Certains de ces manifestes présentent des mythes de la numérisation, tout en essayant de sauver des restes utopiques d’une possibilité d’action politique et en historisant la rhétorique des manifestes des avant-gardes (le “Manifeste Cyborg”, 1991, de Donna Haraway[2] par exemple). Ces discours sur la numérisation héritent souvent de la rhétorique des grands récits de l’avant-garde, empruntant des attitudes apocalyptiques, utopiques ou prophétiques. On y trouve même des positions “é-topiques” (selon une formule de William J. Mitchell[3], visant la transformation profonde et intelligente des réseaux urbains), mais ce ne sera pas le sujet de cet article.

Les innovations technologiques ont depuis les débuts du cinéma suscité des prises de position de la part des artistes et cinéastes, tel le fameux “Manifeste du contrepoint orchestral” signé en 1928 par Eisenstein, Poudovkine et Aleksandrov, au moment de l’arrivée du parlant, pour souligner le potentiel esthétique du film muet d’une manière normative.

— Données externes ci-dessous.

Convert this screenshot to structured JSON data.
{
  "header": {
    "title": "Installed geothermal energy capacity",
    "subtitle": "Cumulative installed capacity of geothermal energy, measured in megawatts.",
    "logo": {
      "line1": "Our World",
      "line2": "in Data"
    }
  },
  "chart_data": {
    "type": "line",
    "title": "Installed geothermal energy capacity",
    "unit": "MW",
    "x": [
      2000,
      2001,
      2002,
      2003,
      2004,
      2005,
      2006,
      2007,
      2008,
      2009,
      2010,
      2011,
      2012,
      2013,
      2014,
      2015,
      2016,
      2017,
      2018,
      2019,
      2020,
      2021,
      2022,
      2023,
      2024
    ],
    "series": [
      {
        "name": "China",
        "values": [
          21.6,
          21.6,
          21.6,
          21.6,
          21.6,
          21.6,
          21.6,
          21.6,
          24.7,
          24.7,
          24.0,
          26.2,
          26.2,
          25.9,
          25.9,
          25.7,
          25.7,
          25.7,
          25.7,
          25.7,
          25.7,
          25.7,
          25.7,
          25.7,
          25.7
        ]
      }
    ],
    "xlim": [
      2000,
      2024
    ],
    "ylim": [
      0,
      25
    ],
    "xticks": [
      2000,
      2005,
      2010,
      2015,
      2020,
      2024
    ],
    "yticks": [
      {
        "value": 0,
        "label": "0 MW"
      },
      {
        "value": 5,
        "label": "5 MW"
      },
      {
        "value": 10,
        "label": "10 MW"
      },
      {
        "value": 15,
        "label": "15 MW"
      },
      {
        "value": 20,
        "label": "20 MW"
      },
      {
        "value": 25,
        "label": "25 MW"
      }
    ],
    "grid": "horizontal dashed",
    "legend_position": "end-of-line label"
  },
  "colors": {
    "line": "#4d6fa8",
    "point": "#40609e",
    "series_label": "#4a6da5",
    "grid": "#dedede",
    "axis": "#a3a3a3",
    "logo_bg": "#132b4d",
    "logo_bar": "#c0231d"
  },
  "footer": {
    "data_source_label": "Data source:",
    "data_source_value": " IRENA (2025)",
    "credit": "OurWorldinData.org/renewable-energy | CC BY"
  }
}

Ce sont souvent des techniques et des formes dites obsolètes qui intéressent particulièrement les avant-gardes, trouvant dans leur ré-articulation des utopies ou des modes de résistance (voir Krauss 1993). Pour les avant-gardes des années 1920, le cinéma correspond en tant qu’appareil technique à “l’âge de la machine” (Fernand Léger 2009 : 165). Quarante ans plus tard, 1971, Hollis Frampton conçoit dans ses écrits théoriques l’idée du cinéma comme “dernière machine”, au sens où l’âge électronique altèrerait profondément non seulement la nature même de l’image filmée, mais aussi sa mécanicité. D’après Frampton, ce serait déjà le radar qui aurait “remplacé la reconnaissance aérienne mécanique par une boîte noire statique et anonyme” (108). Il associe ce moment d’invention technique directement à la naissance de l’avant-garde américaine. Suivant cette logique, le cinéma ne se transforme en art qu’au moment même où il devient, du point de vue des technologies de la guerre, obsolète.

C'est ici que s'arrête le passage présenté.